The crowds before the gate parted as they heard the noise of the motor-car. They made a narrow lane, just wide enough for the car to creep through. The gate was guarded by a police-sergeant, who, overcome by the sight of the motor-car, opened the way, and saluted: Wratten, bulky with rugs and wraps, touched the peak of his cap. The car drew up outside the offices, and they set out to walk up the black hill to the pit-mouth.
Desolation, utter and dismal; the lowering sky stained and splashed with the red of the dying sun; dark masses gathering below the purple pall of clouds; the ground barren and black with coal beneath the feet: these were Humphrey's first impressions as they walked up the hill, with thousands of envious, resentful eyes regarding them from the crowds that huddled beyond the railings. Nobody questioned them; nobody asked them what right they had to be there. They were part and parcel of the scheme—the literary undertakers, or, if you like, the descendants of the bards of old, the panegyrists, come to sing their elegies to the dead.
The full force of the tragedy came, as a blow between the eyes, when they reached the pit-mouth.
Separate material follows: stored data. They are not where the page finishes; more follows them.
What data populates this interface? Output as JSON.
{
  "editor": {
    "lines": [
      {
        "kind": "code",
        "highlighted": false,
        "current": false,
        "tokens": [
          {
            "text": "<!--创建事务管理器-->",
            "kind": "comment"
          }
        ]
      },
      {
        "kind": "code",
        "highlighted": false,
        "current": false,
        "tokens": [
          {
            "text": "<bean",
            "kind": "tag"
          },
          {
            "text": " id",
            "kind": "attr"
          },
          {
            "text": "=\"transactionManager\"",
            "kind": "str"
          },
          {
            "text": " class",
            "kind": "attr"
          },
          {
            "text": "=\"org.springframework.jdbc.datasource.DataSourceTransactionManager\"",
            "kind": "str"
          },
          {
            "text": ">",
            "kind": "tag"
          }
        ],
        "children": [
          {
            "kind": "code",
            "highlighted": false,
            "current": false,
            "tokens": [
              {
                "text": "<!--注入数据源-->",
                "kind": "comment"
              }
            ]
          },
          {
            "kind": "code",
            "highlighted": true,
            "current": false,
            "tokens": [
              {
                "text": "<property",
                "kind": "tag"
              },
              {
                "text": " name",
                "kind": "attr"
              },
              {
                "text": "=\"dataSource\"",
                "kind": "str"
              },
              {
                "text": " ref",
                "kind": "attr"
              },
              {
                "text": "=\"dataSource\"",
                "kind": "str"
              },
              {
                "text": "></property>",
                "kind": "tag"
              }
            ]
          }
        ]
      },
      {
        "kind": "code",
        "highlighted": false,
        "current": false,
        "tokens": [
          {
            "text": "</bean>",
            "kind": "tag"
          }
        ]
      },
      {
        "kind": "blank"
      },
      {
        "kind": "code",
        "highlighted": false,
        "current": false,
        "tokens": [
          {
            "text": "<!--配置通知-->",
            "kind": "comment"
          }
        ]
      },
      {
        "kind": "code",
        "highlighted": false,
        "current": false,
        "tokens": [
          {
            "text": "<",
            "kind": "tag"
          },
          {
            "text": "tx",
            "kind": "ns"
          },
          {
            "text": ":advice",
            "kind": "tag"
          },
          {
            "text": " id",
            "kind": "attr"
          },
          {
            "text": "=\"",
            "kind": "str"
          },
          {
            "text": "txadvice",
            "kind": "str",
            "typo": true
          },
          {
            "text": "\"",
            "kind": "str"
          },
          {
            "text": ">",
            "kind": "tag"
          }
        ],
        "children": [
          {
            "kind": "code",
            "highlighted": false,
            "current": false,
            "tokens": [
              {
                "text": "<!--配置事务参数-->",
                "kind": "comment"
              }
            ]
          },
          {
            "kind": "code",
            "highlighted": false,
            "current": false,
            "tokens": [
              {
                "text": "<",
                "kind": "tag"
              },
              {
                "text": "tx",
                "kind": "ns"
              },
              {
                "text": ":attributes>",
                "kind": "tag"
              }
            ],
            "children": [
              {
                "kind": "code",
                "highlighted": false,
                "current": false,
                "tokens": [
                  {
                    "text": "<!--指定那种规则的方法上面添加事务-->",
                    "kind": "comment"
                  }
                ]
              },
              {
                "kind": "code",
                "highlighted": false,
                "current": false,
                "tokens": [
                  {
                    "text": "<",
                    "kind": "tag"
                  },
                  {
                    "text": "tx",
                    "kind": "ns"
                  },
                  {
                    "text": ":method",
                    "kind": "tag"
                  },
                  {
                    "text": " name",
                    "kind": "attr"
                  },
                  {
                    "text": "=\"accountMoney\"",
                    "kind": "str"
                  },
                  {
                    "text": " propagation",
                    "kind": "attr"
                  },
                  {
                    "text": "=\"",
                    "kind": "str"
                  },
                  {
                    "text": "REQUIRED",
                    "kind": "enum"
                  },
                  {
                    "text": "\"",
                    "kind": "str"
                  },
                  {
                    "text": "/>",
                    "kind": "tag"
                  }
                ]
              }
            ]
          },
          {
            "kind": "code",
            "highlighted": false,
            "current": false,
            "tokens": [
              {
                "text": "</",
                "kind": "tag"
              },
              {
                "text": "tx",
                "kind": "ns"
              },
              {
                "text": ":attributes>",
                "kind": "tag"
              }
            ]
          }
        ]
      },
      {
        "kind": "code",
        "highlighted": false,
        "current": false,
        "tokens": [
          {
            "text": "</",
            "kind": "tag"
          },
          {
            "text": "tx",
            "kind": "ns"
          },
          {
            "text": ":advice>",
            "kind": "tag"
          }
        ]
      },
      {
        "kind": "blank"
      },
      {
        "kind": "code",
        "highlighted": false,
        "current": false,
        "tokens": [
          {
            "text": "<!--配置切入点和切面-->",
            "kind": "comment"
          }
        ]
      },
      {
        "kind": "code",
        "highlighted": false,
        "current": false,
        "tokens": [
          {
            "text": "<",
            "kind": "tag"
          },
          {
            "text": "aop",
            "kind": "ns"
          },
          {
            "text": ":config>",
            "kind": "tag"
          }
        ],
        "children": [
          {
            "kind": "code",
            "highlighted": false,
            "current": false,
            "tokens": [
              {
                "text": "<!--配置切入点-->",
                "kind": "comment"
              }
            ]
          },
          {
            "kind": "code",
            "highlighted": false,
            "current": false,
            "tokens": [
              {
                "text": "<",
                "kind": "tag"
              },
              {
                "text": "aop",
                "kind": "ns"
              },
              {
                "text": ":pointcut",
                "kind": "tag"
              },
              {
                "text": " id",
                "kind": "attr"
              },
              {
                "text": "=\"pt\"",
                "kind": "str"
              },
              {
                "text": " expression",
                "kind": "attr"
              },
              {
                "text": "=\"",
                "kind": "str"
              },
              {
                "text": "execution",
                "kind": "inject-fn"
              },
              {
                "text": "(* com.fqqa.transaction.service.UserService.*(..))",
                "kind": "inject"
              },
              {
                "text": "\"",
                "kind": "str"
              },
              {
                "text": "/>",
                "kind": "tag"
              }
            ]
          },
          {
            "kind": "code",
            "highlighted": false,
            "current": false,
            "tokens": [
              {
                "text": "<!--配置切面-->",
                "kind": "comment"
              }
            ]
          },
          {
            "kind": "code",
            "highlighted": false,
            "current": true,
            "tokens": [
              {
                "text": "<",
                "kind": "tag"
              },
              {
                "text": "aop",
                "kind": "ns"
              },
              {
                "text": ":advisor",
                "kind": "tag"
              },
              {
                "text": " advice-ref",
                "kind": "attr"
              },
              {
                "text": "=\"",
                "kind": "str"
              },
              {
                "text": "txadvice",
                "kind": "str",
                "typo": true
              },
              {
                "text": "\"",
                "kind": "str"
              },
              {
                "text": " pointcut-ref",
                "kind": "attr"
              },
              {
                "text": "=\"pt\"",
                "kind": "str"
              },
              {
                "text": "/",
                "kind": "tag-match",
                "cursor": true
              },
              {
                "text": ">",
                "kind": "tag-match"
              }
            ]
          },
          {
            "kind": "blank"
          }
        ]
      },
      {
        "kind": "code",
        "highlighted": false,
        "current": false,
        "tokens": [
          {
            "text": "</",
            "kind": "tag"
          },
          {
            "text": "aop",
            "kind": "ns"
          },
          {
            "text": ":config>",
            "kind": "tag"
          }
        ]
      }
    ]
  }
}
Those women, waiting patiently throughout the day,—and they would wait, too, long into the night, keeping up their vigils of despair—who could forget them? Who could look at their faces without feeling an overwhelming gush of pity flooding the heart; those eyes, red-rimmed and staring intensely, eyes that could weep no more, for their tears were exhausted, and nothing but a stony impassive grief was left! The shawls made some of the faces beautiful, Madonna-like, framing them in oval, but others were the faces of dolorous old women, grey-haired, and mumbling of mouth. And some of them laid their forefingers to their lips, calling the world in silence to witness their stupendous sorrow. They stood there compact and pitiful: thinking of God knows what—perhaps of the last good-bye, of a quarrel before parting, of a plan for the morrow, of all the little last things that had been done by their men, before death had come.
And, permeating everything, into the very nostrils of all of them, there crept a ghastly smell of gas and coal-dust—a smell that brought to the vision of the imaginative the shambles in the twisting galleries of coal below their feet; great falls of black boulders, nameless tortured hulks that once were men—living, loving, laughing—lying haphazard as they fell to the same gigantic fist that smote the iron wheel above the shaft, and crumpled the brickwork as if it were cardboard.
They had to see it all: they met other reporters wandering in and out—dream-people in a world of terrible reality. Their companions of the train were all there: Kenneth Carr, surveying that wall of women silently; Mainham, talking to the mine-manager, whose black and sweating face told of many descents into the mine; Gully, buttonholing a woman with a baby in her arms, and making notes in his notebook; Grame, plodding to and fro in the coaly mire, for it had been raining that morning in the North: all working, all observing, all gathering facts. It was not their business to moralize, to link up dead men and disasters with the idea of these desolate women and humanity at large. That was the leader-writer's work. Their business was to get the news and say how it happened. They dared not even expose criminal negligence, or inhuman cruelty, or savage conditions of work—and libel laws were there to restrain them.